For those evangelical schools that are seeing growth, many credit the expansion of their online programs.
Abilene Christian University, affiliated with Churches of Christ, has seen enrollment increase for five consecutive years and now 32 percent of the school’s nearly 6,000 students are online. Thirty percent of the 1,700 students at Northwestern College, a Dutch Reformed school in Iowa, are online. And at Indiana Wesleyan University, three times more students register for classes online than attend the Marion, Indiana campus.
College presidents and administrators of such schools believe that this is one of the best ways to overcome enrollment difficulties while increasing the availability of Christian education and expanding the impact of their school. Critics, on the other hand, say online degrees undermine quality and worry these programs could interfere with a Christian liberal arts education.
Last week’s news hit the TIU community hard, just three months before the end of the semester. Parents of current undergraduate students expressed frustration at the decision to end in-person and in-person learning in comments on Facebook; Alumni offered their prayers that the change would allow the school to be more effective, as executives suggested.
“This abrupt announcement fits the pattern of Perrin’s leadership, where cuts and major changes to the curriculum are announced quickly and without sensitivity to those affected,” Madison Pierce, one of the two outgoing professors who were publicly appointed last year, told Western Theological seminary have joined. “I continue to pray for my alma mater and its leadership in the hope that it will regain its place as a prophetic space within evangelicalism.”

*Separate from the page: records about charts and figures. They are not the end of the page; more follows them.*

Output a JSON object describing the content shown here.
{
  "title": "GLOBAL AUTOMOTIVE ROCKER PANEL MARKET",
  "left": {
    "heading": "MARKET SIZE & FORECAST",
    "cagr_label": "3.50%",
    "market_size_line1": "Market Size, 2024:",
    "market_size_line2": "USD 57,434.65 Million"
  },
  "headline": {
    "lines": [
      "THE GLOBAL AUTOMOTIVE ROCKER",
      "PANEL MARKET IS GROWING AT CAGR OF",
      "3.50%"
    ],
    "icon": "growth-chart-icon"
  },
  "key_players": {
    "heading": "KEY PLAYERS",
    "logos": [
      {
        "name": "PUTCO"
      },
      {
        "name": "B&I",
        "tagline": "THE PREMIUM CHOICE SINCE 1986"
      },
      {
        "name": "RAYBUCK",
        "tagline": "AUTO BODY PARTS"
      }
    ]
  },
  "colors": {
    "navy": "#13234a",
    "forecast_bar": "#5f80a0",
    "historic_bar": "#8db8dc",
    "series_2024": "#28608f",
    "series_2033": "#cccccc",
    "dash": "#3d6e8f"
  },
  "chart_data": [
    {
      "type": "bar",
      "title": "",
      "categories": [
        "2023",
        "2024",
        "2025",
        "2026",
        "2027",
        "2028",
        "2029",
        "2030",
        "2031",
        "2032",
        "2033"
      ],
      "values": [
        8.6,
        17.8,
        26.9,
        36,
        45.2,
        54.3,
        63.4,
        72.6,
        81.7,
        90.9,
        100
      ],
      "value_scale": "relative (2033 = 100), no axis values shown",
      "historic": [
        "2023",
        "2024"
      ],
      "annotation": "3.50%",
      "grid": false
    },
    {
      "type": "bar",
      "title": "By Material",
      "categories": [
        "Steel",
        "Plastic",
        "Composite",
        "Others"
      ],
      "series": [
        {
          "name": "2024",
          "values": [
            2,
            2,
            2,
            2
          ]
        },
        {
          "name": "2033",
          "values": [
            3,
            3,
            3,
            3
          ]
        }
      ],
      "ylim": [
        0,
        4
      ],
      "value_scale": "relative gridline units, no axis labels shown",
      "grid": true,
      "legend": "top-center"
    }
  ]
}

In an email sent to Trinity students Friday, President Perrin said the move online is part of the “remaining laser focus on our ‘why’.” and the rising cost of providing home schooling.
“We understand that while these decisions offer long-term vitality, they have significant short-term implications,” Perrin said. “I know this letter will not answer all of your questions, but we intend to provide additional details through regular communications, chapels, special meetings and other forums over the coming days.”
In addition to ending in-person undergraduate education at TIU and moving Trinity College and Trinity Graduate School fully online by the fall of 2023, the institution also decided to close Camp Timber-lee. The Wisconsin camp has lost $2.8 million since it was handed over to TIU by the Evangelical Free Church in America in 2016.